Я размышляю над этим: персональный заклинатель, готовый в любое время суток избавить меня от подкожного жира, не говоря уже об облегчении моего кошелька.
— Благодарю, — отвечаю я, сползая со стола. — Но я лечу одна.
Глава 9
Эмили уже в двадцатый раз звонит мне из общежития и спрашивает, действительно ли я не против провести День благодарения в одиночестве. Я исполнена решимости держаться молодцом и потому рассеиваю все ее сомнения.
— Это всего лишь праздник, во время которого едят индейку с клюквенным соусом, — бодро отвечаю я. — Терпеть не могу клюкву. И потом, подливка всегда слишком жирная, а ореховый пирог вреден для здоровья, я уж не говорю о сладком картофеле и суфле из алтея.
— Ты же обожаешь суфле из алтея, — говорит Эмили, которая хорошо меня знает.
— Кроме того, вы хорошо проведете время с отцом.
— Ты уверена, что папа не собирается привести с собой эту женщину? — спрашивает она.
— Нет. Вы, как всегда, пойдете к бабушке Рики. Папа никогда бы не рискнул показаться в доме своей матери с Эшли.
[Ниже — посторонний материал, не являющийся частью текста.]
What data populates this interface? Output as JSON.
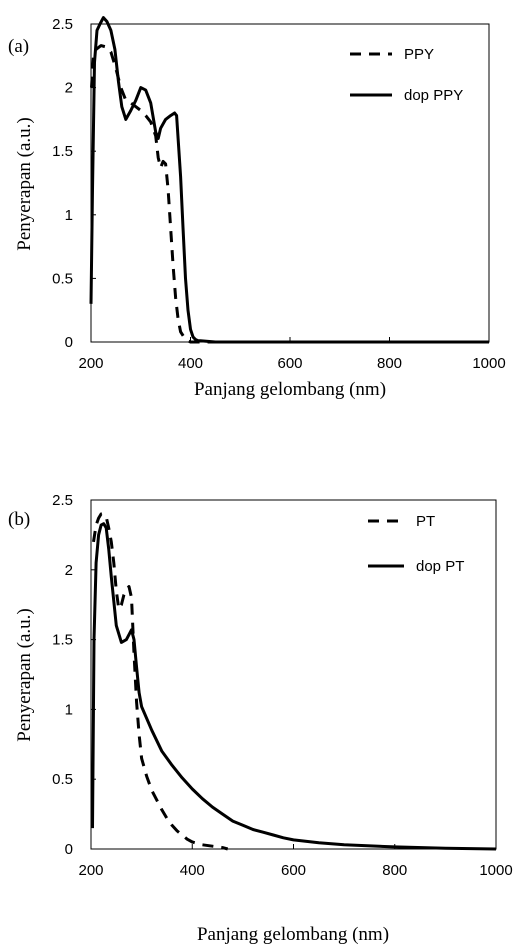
{
  "chart_data": [
    {
      "type": "line",
      "panel_label": "(a)",
      "xlabel": "Panjang gelombang (nm)",
      "ylabel": "Penyerapan (a.u.)",
      "xlim": [
        200,
        1000
      ],
      "ylim": [
        0,
        2.5
      ],
      "x_ticks": [
        "200",
        "400",
        "600",
        "800",
        "1000"
      ],
      "y_ticks": [
        "0",
        "0.5",
        "1",
        "1.5",
        "2",
        "2.5"
      ],
      "grid": false,
      "legend_position": "top-right",
      "series": [
        {
          "name": "PPY",
          "style": "dashed",
          "x": [
            201,
            205,
            210,
            220,
            230,
            240,
            250,
            260,
            270,
            280,
            290,
            300,
            310,
            320,
            330,
            335,
            340,
            345,
            350,
            355,
            360,
            365,
            370,
            375,
            380,
            390,
            400,
            410,
            420,
            500,
            1000
          ],
          "y": [
            2.0,
            2.25,
            2.3,
            2.33,
            2.32,
            2.28,
            2.15,
            2.0,
            1.9,
            1.88,
            1.85,
            1.82,
            1.78,
            1.73,
            1.62,
            1.45,
            1.37,
            1.42,
            1.4,
            1.2,
            0.9,
            0.6,
            0.35,
            0.18,
            0.08,
            0.02,
            0.0,
            0.0,
            0.0,
            0.0,
            0.0
          ]
        },
        {
          "name": "dop PPY",
          "style": "solid",
          "x": [
            200,
            203,
            207,
            212,
            218,
            225,
            232,
            240,
            248,
            255,
            262,
            270,
            280,
            290,
            300,
            310,
            320,
            330,
            335,
            340,
            350,
            360,
            368,
            372,
            375,
            380,
            385,
            390,
            395,
            400,
            405,
            410,
            415,
            420,
            450,
            500,
            1000
          ],
          "y": [
            0.3,
            1.2,
            2.2,
            2.45,
            2.5,
            2.55,
            2.52,
            2.45,
            2.3,
            2.05,
            1.85,
            1.75,
            1.82,
            1.9,
            2.0,
            1.98,
            1.88,
            1.65,
            1.6,
            1.68,
            1.75,
            1.78,
            1.8,
            1.78,
            1.6,
            1.3,
            0.9,
            0.5,
            0.25,
            0.1,
            0.04,
            0.02,
            0.01,
            0.01,
            0.0,
            0.0,
            0.0
          ]
        }
      ]
    },
    {
      "type": "line",
      "panel_label": "(b)",
      "xlabel": "Panjang gelombang (nm)",
      "ylabel": "Penyerapan (a.u.)",
      "xlim": [
        200,
        1000
      ],
      "ylim": [
        0,
        2.5
      ],
      "x_ticks": [
        "200",
        "400",
        "600",
        "800",
        "1000"
      ],
      "y_ticks": [
        "0",
        "0.5",
        "1",
        "1.5",
        "2",
        "2.5"
      ],
      "grid": false,
      "legend_position": "top-right",
      "series": [
        {
          "name": "PT",
          "style": "dashed",
          "x": [
            205,
            210,
            215,
            220,
            225,
            230,
            235,
            240,
            245,
            250,
            255,
            260,
            265,
            270,
            275,
            280,
            285,
            290,
            295,
            300,
            310,
            320,
            330,
            340,
            350,
            360,
            370,
            380,
            390,
            400,
            420,
            440,
            460,
            470
          ],
          "y": [
            2.2,
            2.32,
            2.37,
            2.4,
            2.4,
            2.38,
            2.3,
            2.2,
            2.05,
            1.85,
            1.72,
            1.75,
            1.82,
            1.86,
            1.88,
            1.8,
            1.4,
            1.05,
            0.82,
            0.65,
            0.52,
            0.42,
            0.35,
            0.28,
            0.22,
            0.17,
            0.13,
            0.1,
            0.07,
            0.05,
            0.03,
            0.02,
            0.01,
            0.0
          ]
        },
        {
          "name": "dop PT",
          "style": "solid",
          "x": [
            203,
            206,
            210,
            215,
            220,
            225,
            230,
            235,
            240,
            250,
            260,
            270,
            280,
            285,
            290,
            295,
            300,
            320,
            340,
            360,
            380,
            400,
            420,
            440,
            460,
            480,
            500,
            520,
            540,
            560,
            580,
            600,
            650,
            700,
            800,
            900,
            1000
          ],
          "y": [
            0.15,
            1.5,
            2.05,
            2.25,
            2.32,
            2.33,
            2.3,
            2.15,
            1.95,
            1.6,
            1.48,
            1.5,
            1.57,
            1.5,
            1.3,
            1.12,
            1.02,
            0.85,
            0.7,
            0.6,
            0.51,
            0.43,
            0.36,
            0.3,
            0.25,
            0.2,
            0.17,
            0.14,
            0.12,
            0.1,
            0.08,
            0.065,
            0.045,
            0.03,
            0.015,
            0.006,
            0.0
          ]
        }
      ]
    }
  ]
}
— Пожалуйста, не произноси этого имени вслух, — просит Эмили. — Меня от него мутит.
Раздается звонок на другой линии.
— Не клади трубку, — говорю я. На табло высвечивается номер Адама. — Звонит твой брат.
Я беру в каждую руку по трубке.
— Привет, Адам.
— Привет, мама. Послушай, я только хотел кое-что узнать. Ты уверена, что тебе не будет грустно?
— У меня все будет в порядке, — отвечаю я.
— Как там Адам? — спрашивает в левое ухо Эмили.
— Твоя сестра хочет знать, как ты поживаешь, — говорю я Адаму. Мы как будто играем… хм… в телефон.
— Скажи ей, что у меня все хорошо.
— У него все хорошо.
— Но я беспокоюсь о тебе! — кричит Адам в моем правом ухе.
— Он беспокоится, — рапортую я дочери.
— Я тоже, — отвечает она, достаточно громко, чтобы Адам услышал без моего посредничества.
— Почему вы так волнуетесь? — Я сдвигаю у губ обе трубки.
— Потому что ты наша мать.
— Потому что во время праздников случается больше самоубийств, чем в другое время года, — с готовностью сообщает Адам.
— Я не собираюсь покончить с собой!
— О чем это вы? — вопит Эмили. — Самоубийство? Я так и знала! У тебя депрессия!
— Конечно, у нее депрессия! — Это Адам. — А что ты хотела? Мы не сможем провести праздник вместе.
— Очень вредно проводить День благодарения в одиночестве, — объявляет Эмили.
— Единственное, что действительно вредно, так это съесть традиционный праздничный обед, в котором масса калорий, — замечаю я. — Между прочим, я задумала замечательную поездку. Конечно, я буду скучать по вас, но со мной все будет в порядке. Что плохого может случиться на пляже?
— Ты можешь забыть солнцезащитный крем, получить рак кожи и умереть, — говорит Эмили, которая, судя по всему, обеспокоена этим сильнее, чем мне казалось. — Или, что еще хуже, будешь так мучиться, что мне придется бросить колледж и ухаживать за тобой.
— Нет, я буду ухаживать за мамой, — мужественно возражает Адам.
— Я дочь. Это моя обязанность.
— Ты даже не сумела досмотреть до конца «Слова нежности», — фыркает Адам. — Убежала, как только Ширли Маклейн начала просить, чтобы ей дали морфия.